Non e’ stato solo Powell a parlare ieri in rappresentanza della Banca Centrale Usa: il membro votante del Fomc (Comitato di politica monetraia) e Presidente della Fed regionale di Philadelphia, Patrick Harker, in un’intervista al Financial Times, ha ribadito che i rialzi dei tassi ufficiali, nel corso del 2022 e a partire da marzo, potrebbero essere anche piu’ di 3, se necessario.
Intanto, nel pomeriggio di oggi, parlera’ al Senato Usa la Signora Leal Brainard, vice di Jerome Powell: anche da Lei potrebbe venire qualche nuovo dettaglio sul “path” (sentiero) degli imminenti rialzi.

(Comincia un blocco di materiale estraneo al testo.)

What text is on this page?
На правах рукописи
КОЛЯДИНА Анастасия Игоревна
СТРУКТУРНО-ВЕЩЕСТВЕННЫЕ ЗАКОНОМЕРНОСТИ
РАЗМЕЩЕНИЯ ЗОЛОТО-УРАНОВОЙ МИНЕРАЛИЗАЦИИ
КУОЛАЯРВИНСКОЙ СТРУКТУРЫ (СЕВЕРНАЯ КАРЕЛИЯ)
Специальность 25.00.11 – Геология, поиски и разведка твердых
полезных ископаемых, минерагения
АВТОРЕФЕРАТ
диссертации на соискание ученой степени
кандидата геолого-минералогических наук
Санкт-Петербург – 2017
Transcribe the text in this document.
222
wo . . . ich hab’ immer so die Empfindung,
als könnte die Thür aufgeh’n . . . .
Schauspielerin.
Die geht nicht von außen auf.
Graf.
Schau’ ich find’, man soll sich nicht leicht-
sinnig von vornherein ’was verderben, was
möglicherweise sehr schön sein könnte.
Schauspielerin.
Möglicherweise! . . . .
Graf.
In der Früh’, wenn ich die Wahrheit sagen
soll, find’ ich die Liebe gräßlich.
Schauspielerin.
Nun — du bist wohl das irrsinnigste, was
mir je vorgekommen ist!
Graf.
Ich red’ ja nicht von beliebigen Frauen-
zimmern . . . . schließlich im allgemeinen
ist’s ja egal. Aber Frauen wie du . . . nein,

Sul versante europeo e’ invece pubblicato l’atteso Rapporto Mensile della Banca Centrale Europea, anch’esso incentrato sul tema della crescita dei prezzi oltre che su tassi di interesse, occupazione, e nuova emergenza sanitaria da Covid.
La Banca centrale rallentera’ da inizio 2022 e sino marzo, quando li interrompera’ definitivamente, gli acquisti di titoli di Stato nell’ambito del Pepp (programma per l'emergenza pandemica).

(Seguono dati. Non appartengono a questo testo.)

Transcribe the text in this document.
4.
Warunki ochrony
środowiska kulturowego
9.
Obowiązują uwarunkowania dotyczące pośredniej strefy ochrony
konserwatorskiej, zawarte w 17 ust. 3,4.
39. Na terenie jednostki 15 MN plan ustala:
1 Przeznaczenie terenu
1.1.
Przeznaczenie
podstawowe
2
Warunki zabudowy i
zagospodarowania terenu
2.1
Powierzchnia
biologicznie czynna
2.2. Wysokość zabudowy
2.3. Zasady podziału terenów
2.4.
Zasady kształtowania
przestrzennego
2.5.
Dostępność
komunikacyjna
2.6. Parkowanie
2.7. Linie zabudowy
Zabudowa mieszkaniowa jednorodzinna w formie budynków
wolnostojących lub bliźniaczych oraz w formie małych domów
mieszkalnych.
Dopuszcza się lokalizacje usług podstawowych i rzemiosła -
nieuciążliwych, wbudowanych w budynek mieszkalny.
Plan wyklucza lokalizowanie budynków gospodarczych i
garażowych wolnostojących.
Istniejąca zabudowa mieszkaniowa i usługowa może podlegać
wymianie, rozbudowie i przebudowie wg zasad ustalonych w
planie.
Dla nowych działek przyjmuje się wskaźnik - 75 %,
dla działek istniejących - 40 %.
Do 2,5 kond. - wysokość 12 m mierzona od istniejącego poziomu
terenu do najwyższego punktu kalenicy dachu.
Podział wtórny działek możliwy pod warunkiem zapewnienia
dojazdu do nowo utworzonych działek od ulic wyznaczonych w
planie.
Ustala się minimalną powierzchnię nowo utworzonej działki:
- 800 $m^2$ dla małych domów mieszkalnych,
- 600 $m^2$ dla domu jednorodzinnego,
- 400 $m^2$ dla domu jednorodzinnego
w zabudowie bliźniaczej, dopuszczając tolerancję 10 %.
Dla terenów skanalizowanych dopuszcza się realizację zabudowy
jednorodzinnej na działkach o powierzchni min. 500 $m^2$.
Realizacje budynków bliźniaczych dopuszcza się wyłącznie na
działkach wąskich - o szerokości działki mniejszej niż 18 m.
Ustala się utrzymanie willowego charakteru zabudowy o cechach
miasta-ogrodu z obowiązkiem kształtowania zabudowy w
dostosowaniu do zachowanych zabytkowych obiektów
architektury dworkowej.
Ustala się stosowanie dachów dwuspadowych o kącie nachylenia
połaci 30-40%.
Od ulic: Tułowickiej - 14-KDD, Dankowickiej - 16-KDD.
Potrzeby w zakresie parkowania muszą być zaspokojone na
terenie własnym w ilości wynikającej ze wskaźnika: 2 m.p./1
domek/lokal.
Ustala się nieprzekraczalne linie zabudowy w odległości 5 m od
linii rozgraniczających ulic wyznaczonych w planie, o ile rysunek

Questo non significhera’ uno stop definitivo agli acquisti, poiche’ i reinvestimenti dei bond giunti a scadenza saranno estesi almeno sino alla fine del 2024 ed effettuati in modo “flessibile” nel tempo, tra le diverse tipologie e in modo selettivo tra i vari Paesi che emittono titoli del debito pubblico.

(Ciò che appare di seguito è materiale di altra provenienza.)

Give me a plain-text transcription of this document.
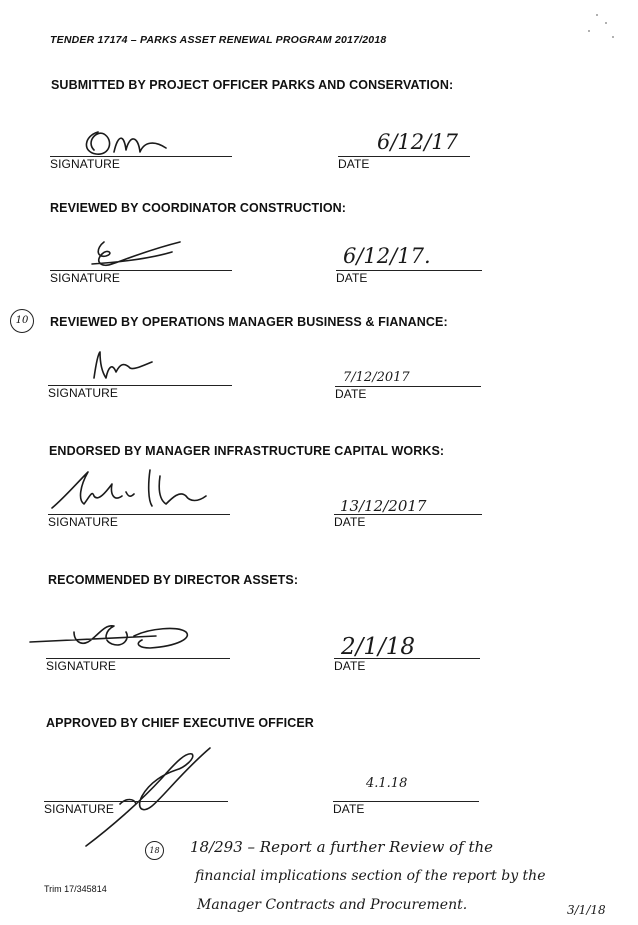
TENDER 17174 – PARKS ASSET RENEWAL PROGRAM 2017/2018
SUBMITTED BY PROJECT OFFICER PARKS AND CONSERVATION:
SIGNATURE
6/12/17
DATE
REVIEWED BY COORDINATOR CONSTRUCTION:
SIGNATURE
6/12/17.
DATE
10	REVIEWED BY OPERATIONS MANAGER BUSINESS & FIANANCE:
SIGNATURE
7/12/2017
DATE
ENDORSED BY MANAGER INFRASTRUCTURE CAPITAL WORKS:
SIGNATURE
13/12/2017
DATE
RECOMMENDED BY DIRECTOR ASSETS:
SIGNATURE
2/1/18
DATE
APPROVED BY CHIEF EXECUTIVE OFFICER
SIGNATURE
4.1.18
DATE
18 18/293 – Report a further Review of the
financial implications section of the report by the
Manager Contracts and Procurement.	3/1/18
Trim 17/345814
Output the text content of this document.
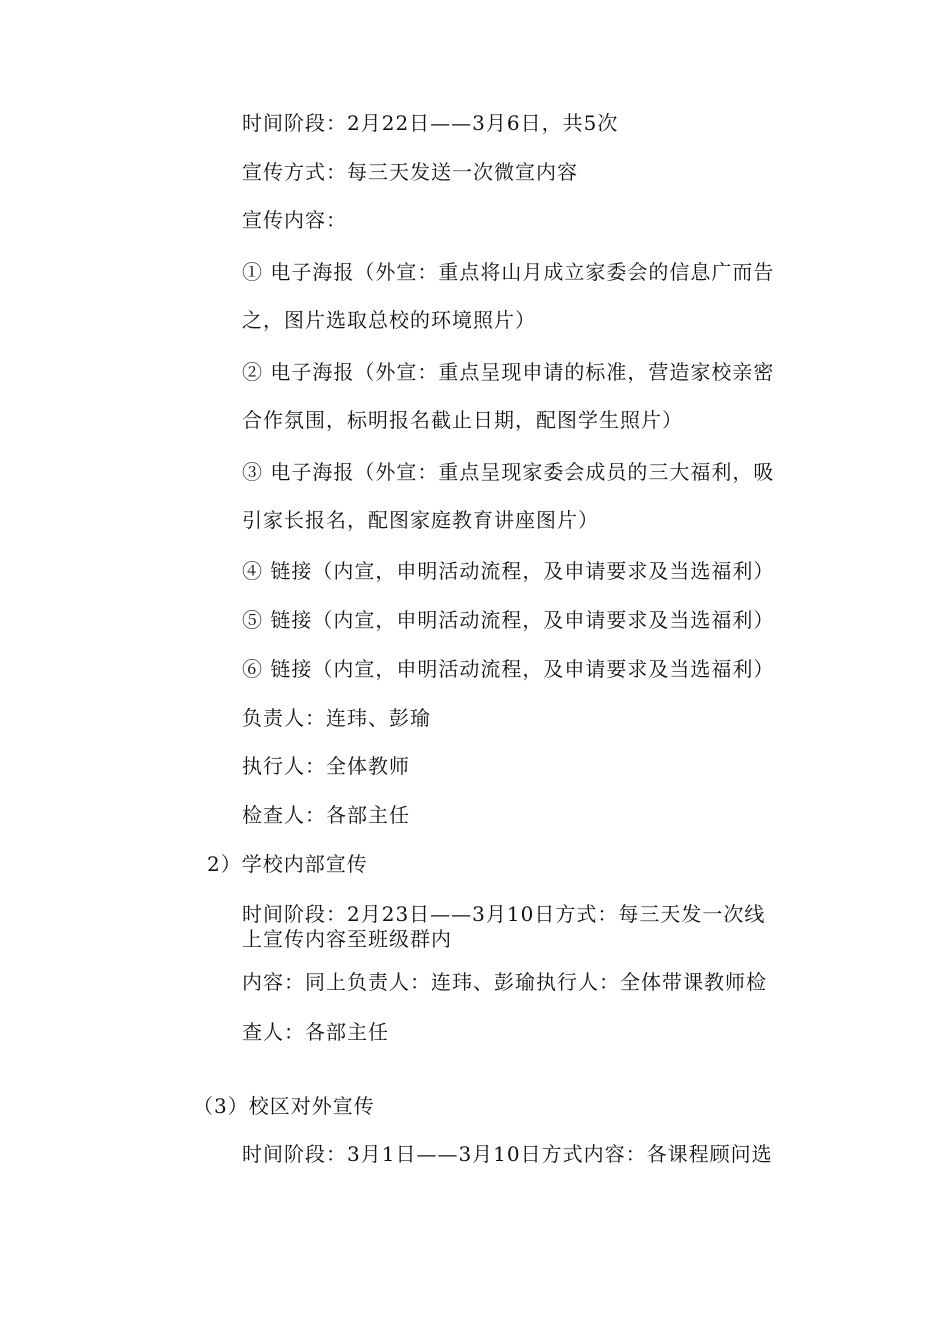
时间阶段：2月22日——3月6日，共5次
宣传方式：每三天发送一次微宣内容
宣传内容：
① 电子海报（外宣：重点将山月成立家委会的信息广而告
之，图片选取总校的环境照片）
② 电子海报（外宣：重点呈现申请的标准，营造家校亲密
合作氛围，标明报名截止日期，配图学生照片）
③ 电子海报（外宣：重点呈现家委会成员的三大福利，吸
引家长报名，配图家庭教育讲座图片）
④ 链接（内宣，申明活动流程，及申请要求及当选福利）
⑤ 链接（内宣，申明活动流程，及申请要求及当选福利）
⑥ 链接（内宣，申明活动流程，及申请要求及当选福利）
负责人：连玮、彭瑜
执行人：全体教师
检查人：各部主任
2）学校内部宣传
时间阶段：2月23日——3月10日方式：每三天发一次线
上宣传内容至班级群内
内容：同上负责人：连玮、彭瑜执行人：全体带课教师检
查人：各部主任
（3）校区对外宣传
时间阶段：3月1日——3月10日方式内容：各课程顾问选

L’economia dell’Unione Europea, pur restando in espansione, e’ in un momento di rallentamento dovuto alle restrizioni da Covid, ma dovrebbe tornare ad una robusta crescita, grazie alla vivace domanda di beni e servizi. L'inflazione resterà ben oltre il +2% per tutto il 2022, con il rischio di essere alimentata dagli aumenti salariali oltre che dall’accelerazione dei prezzi di mote materie prime.
Nel frattempo, prosegue la corsa al rialzo del prezzo del petrolio, che col +1,6% di ieri, ha raggiunto, nel caso del WTI (greggio di riferimento nord americano), gli 82,6 Dollari/barile, dove lo troviamo anche stamane (ore 12.00 CET).
Chiusure per lo piu’ negative per le Borse asiatiche stamattina, 13 gennaio: Nikkei giapponese -0,96%, ma Hang Seng di Hong-Kong +0,11%, Kospi coreano a -0,35%, CSI300 della Cina continentale -1,64%, sul riaffiorare della crisi finanziaria dei big immobiliari, tra cui Shimao Group, fino ad ora considerato solido.
Sul fronte valutario si accentua l’indebolimento del Dollaro Usa, col fixing verso Euro sopra quota 1,146 Dollari, mentre e’ stabile lo spread tra Btp decennali e omologhi Bund tedeschi a 138 bps. Il BTP decennale italiano rende +1,33% ed il Treasury 10 anni Usa il +1,75% (ore 12.30 CET).
Le Borse europee chiudono pressoche’ invariate la mattinata di oggi, 13 gennaio, ed anche i future su Wall Street sono poco mossi, mentre l’oro, dopo 3 giorni di recuperi, e’ stabile a 1.824 Dollari/oncia.